Adam leaned casually out the window. "My buddy here is a first-timer. He wants the finest the Arkham district has to offer. Smart, sharp, and… educated. You got anyone with a diploma?"
The woman blinked. "Since when did this job need a degree? What, you want a linguist who speaks four tongues while using one?"
Adam chuckled. "Something like that."
A taller girl stepped forward, makeup barely smeared, coat cleaner than the rest.

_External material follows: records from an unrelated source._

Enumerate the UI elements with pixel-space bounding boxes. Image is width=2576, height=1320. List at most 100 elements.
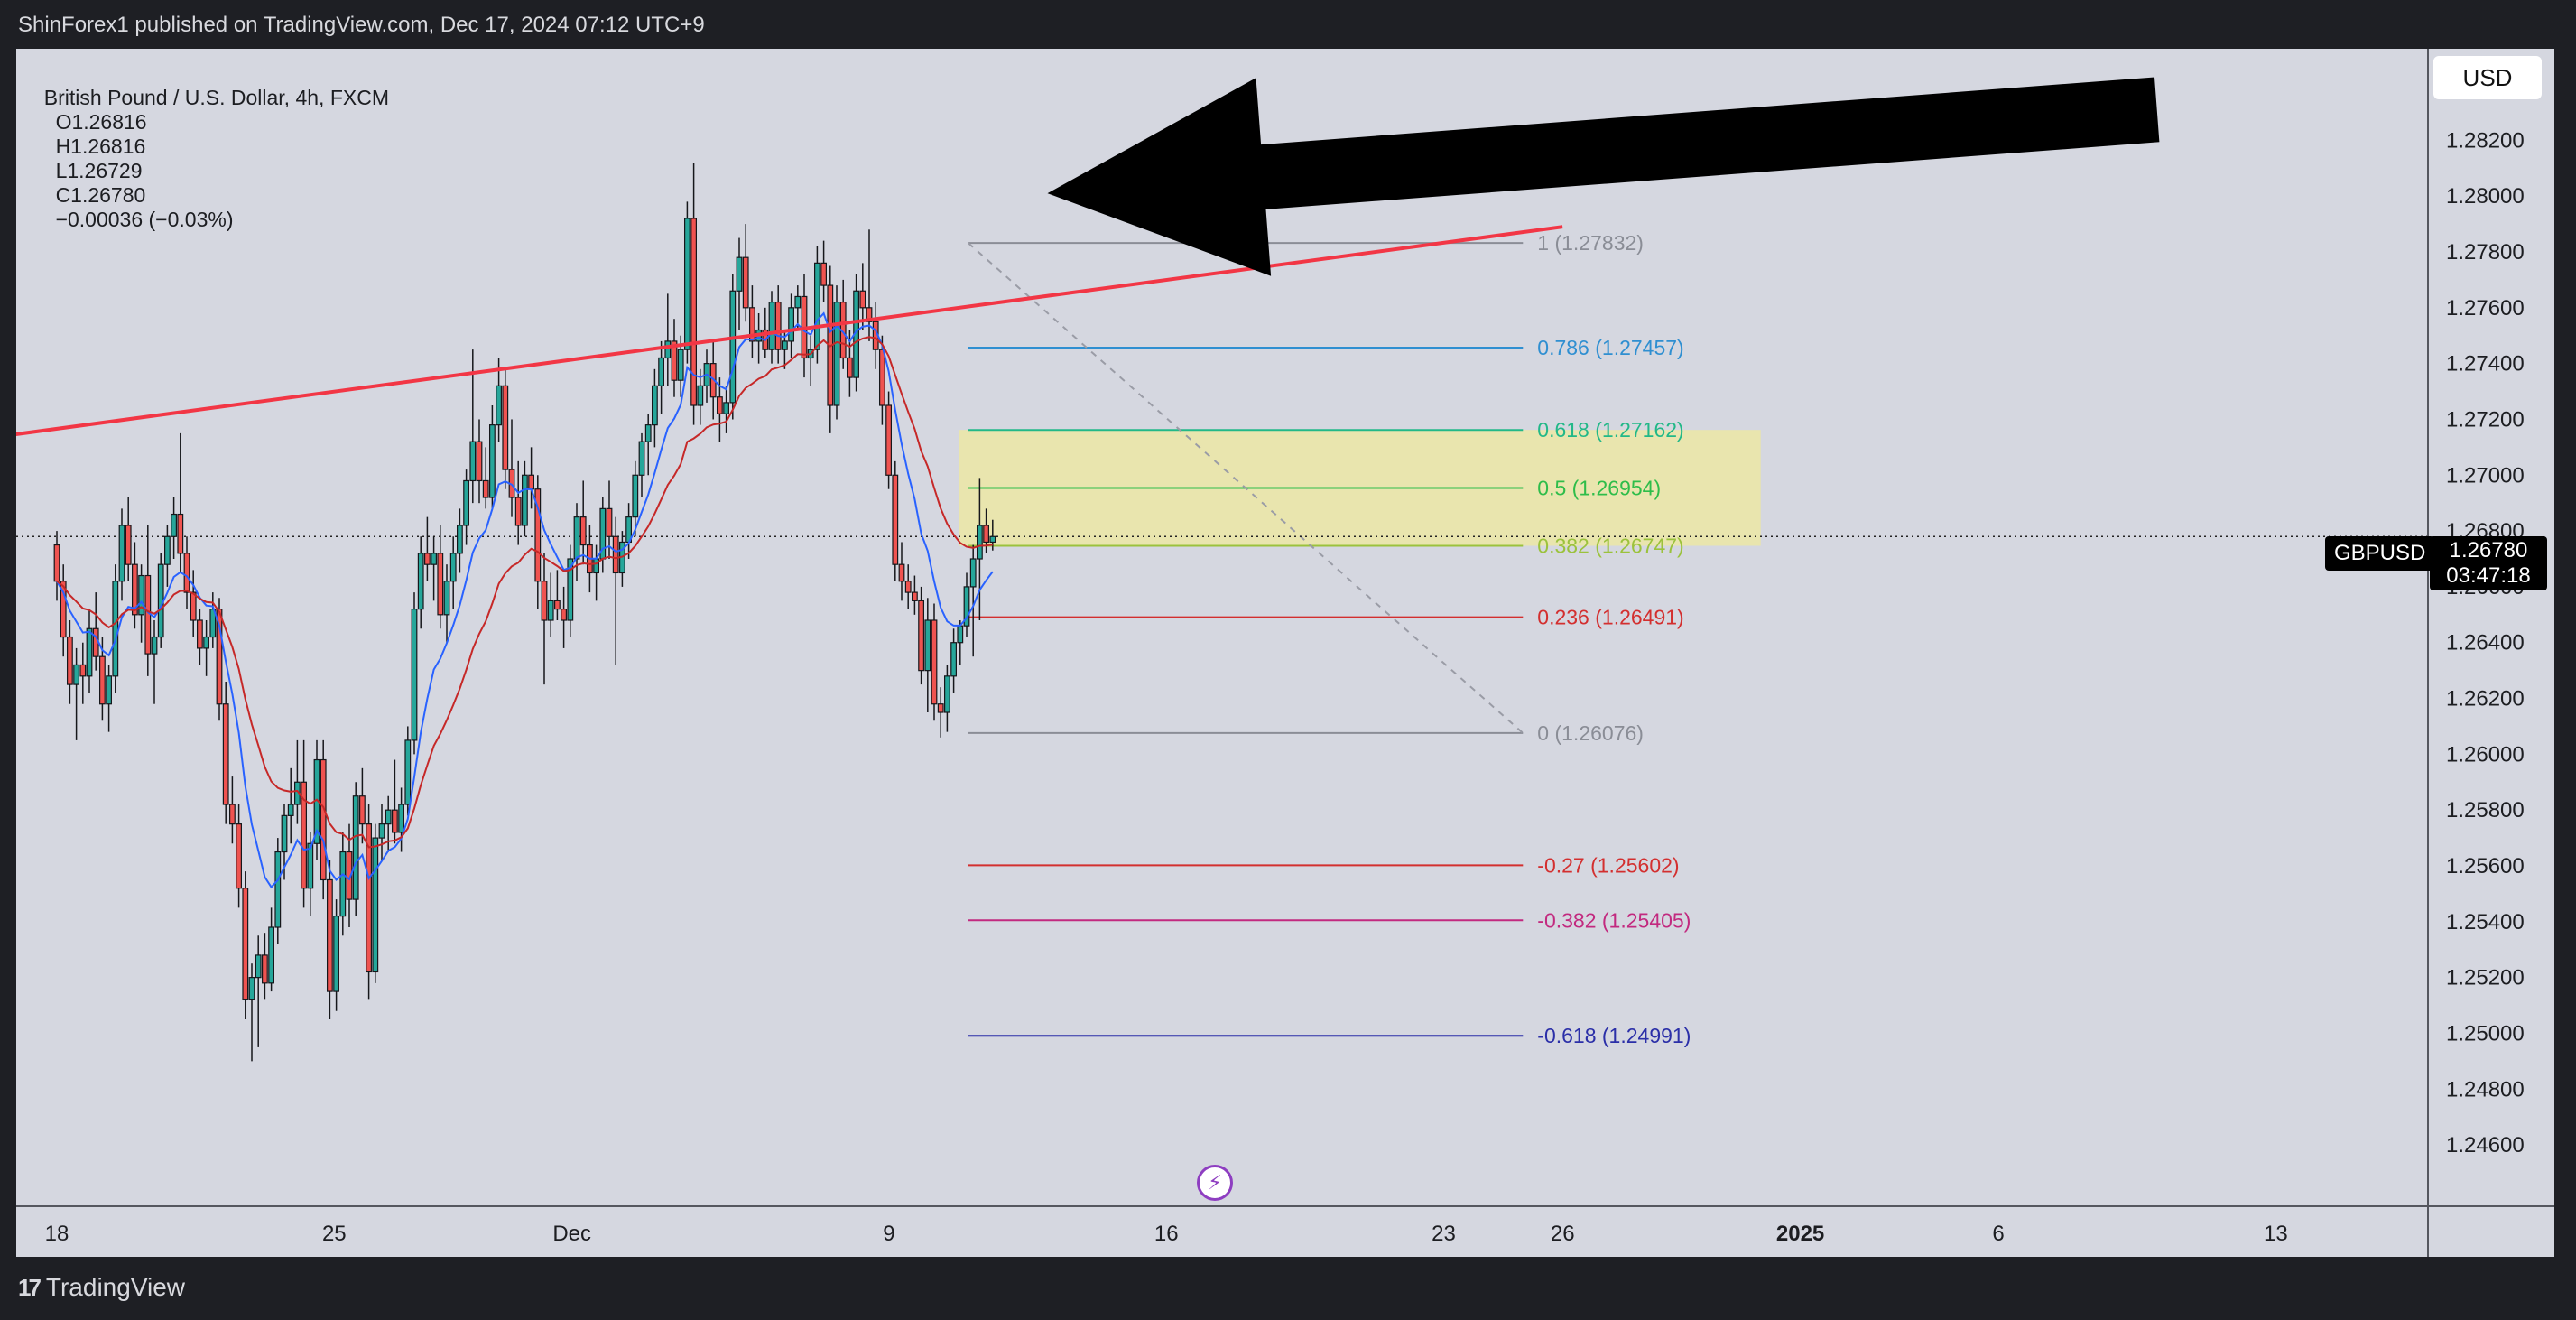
legend-change: −0.00036 (−0.03%): [55, 208, 234, 231]
candle-body: [138, 574, 145, 616]
trendline: [16, 225, 1563, 436]
price-axis-tick: 1.27800: [2446, 240, 2525, 265]
candle-body: [307, 842, 314, 889]
price-tag: 1.26780 03:47:18: [2430, 536, 2547, 590]
candle-body: [878, 349, 885, 406]
candle-body: [449, 553, 457, 582]
fib-diagonal: [968, 242, 1524, 734]
tradingview-logo[interactable]: 17 TradingView: [18, 1273, 185, 1302]
fib-level-label: 0.786 (1.27457): [1537, 336, 1683, 359]
candle-body: [612, 535, 619, 574]
candle-body: [859, 290, 866, 309]
candle-body: [73, 664, 79, 685]
candle-body: [969, 558, 977, 588]
candle-body: [359, 795, 366, 825]
price-axis-tick: 1.26400: [2446, 631, 2525, 655]
candle-body: [943, 675, 950, 713]
candle-body: [989, 535, 996, 544]
candle-body: [320, 758, 327, 881]
candle-body: [697, 385, 704, 406]
lightning-icon[interactable]: ⚡: [1197, 1165, 1233, 1201]
fib-level-label: -0.618 (1.24991): [1537, 1024, 1691, 1047]
candle-body: [573, 516, 580, 560]
publish-header: ShinForex1 published on TradingView.com,…: [0, 0, 2576, 49]
candle-body: [957, 625, 964, 644]
candle-body: [716, 396, 723, 414]
candle-body: [567, 558, 574, 621]
time-axis-tick: 16: [1154, 1222, 1179, 1246]
candle-body: [132, 563, 138, 616]
price-axis-tick: 1.24600: [2446, 1133, 2525, 1157]
candle-body: [918, 600, 924, 672]
candle-body: [885, 404, 892, 476]
legend-low: L1.26729: [55, 159, 143, 182]
candle-body: [606, 507, 613, 537]
candle-body: [183, 553, 190, 593]
price-axis-tick: 1.25800: [2446, 798, 2525, 823]
price-axis-tick: 1.24800: [2446, 1077, 2525, 1102]
candle-body: [98, 655, 106, 705]
candle-body: [463, 479, 469, 526]
candle-body: [346, 851, 353, 900]
candle-body: [502, 385, 509, 470]
candle-body: [203, 636, 210, 649]
candle-body: [514, 497, 522, 526]
candle-body: [892, 474, 899, 565]
candle-body: [92, 627, 99, 657]
candle-body: [385, 809, 392, 825]
candle-body: [411, 609, 418, 741]
candle-body: [378, 823, 385, 839]
price-tag-value: 1.26780: [2449, 538, 2528, 562]
time-axis-tick: 6: [1992, 1222, 2004, 1246]
legend-open: O1.26816: [55, 110, 147, 134]
candle-body: [482, 479, 489, 498]
candle-body: [774, 302, 782, 350]
candle-body: [742, 256, 749, 309]
candle-body: [417, 553, 424, 610]
candle-body: [281, 814, 288, 853]
candle-body: [287, 804, 294, 816]
candle-body: [561, 609, 567, 621]
candle-body: [534, 488, 542, 582]
candle-body: [528, 474, 534, 490]
candle-body: [541, 581, 548, 621]
legend-high: H1.26816: [55, 135, 146, 158]
candle-body: [229, 804, 236, 825]
candle-body: [262, 954, 268, 984]
fib-level-label: 1 (1.27832): [1537, 231, 1644, 255]
legend-close: C1.26780: [55, 183, 146, 207]
time-axis-tick: 23: [1432, 1222, 1456, 1246]
candle-body: [392, 809, 398, 833]
price-axis-tick: 1.27400: [2446, 352, 2525, 376]
candle-body: [521, 474, 528, 526]
candle-body: [236, 823, 243, 889]
candle-body: [327, 878, 333, 992]
symbol-price-label: GBPUSD: [2325, 536, 2435, 571]
candle-body: [424, 553, 431, 565]
moving-average-line: [56, 336, 993, 849]
price-axis-tick: 1.25600: [2446, 854, 2525, 878]
candle-body: [683, 218, 690, 350]
time-axis-tick: 2025: [1776, 1222, 1824, 1246]
price-chart[interactable]: 1 (1.27832) 0.786 (1.27457) 0.618 (1.27162…: [16, 49, 2554, 1257]
candle-body: [476, 441, 483, 482]
moving-average-line: [56, 311, 994, 889]
candle-body: [222, 703, 229, 805]
price-axis-tick: 1.26000: [2446, 742, 2525, 767]
candle-body: [794, 295, 802, 309]
time-axis-tick: 26: [1551, 1222, 1575, 1246]
candle-body: [904, 581, 912, 593]
candle-body: [781, 340, 788, 350]
chart-pane[interactable]: 1 (1.27832) 0.786 (1.27457) 0.618 (1.27162…: [16, 49, 2554, 1257]
price-axis-tick: 1.28000: [2446, 184, 2525, 209]
footer-bar: 17 TradingView: [0, 1259, 2576, 1320]
price-axis-tick: 1.25200: [2446, 966, 2525, 990]
fib-level-label: 0.618 (1.27162): [1537, 418, 1683, 442]
candle-body: [177, 513, 184, 554]
price-axis-tick: 1.26200: [2446, 687, 2525, 711]
candle-body: [112, 581, 119, 677]
currency-button[interactable]: USD: [2433, 56, 2542, 99]
candle-body: [911, 591, 918, 601]
candle-body: [593, 558, 599, 574]
candle-body: [898, 563, 905, 582]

"I graduated from Minnesota State's Biology Department," she said, smooth as bourbon. "I'll give you thirty minutes and a good memory for twenty bucks. Room's included."
Nygma's eyes lit up like he'd seen the Ark of the Covenant.
But just when Adam thought he'd done it—gotten this lovesick mess into the recovery lane—Nygma opened his mouth and ruined it.
"Wait. Biology major?" he asked, squinting. "Then tell me—what plant family does an apple belong to?"
Time froze.
The girl blinked. Adam blinked. Even the nearby loiterers blinked.
"…What?" the girl finally said.
"Answer the question," Nygma said seriously. "Anyone claiming to be from a real bio department should know. I mean, come on. Rosaceae? Basic taxonomy."
Adam's face fell into his hands. He wanted to slide under the seat, crawl out the exhaust pipe, and never return.
The girl flipped him off, muttered something about nerds, and stomped off.
Nygma, oblivious, puffed up his chest like he'd just cracked a riddle on national television.
"Adam," he said, "you can't let people scam you with fake credentials. This is why Gotham's economy is in ruins."
Adam stared ahead, mentally filing for unemployment.
This man. This fucking man.
He hadn't just failed the mission—he had created a whole new subgenre of failure.
Bachelor Degree Escort Interrogation. Only in Gotham.
Adam leaned back in the driver's seat, lit a cigarette, and muttered, "I brought a man to find peace and he brought a pop quiz."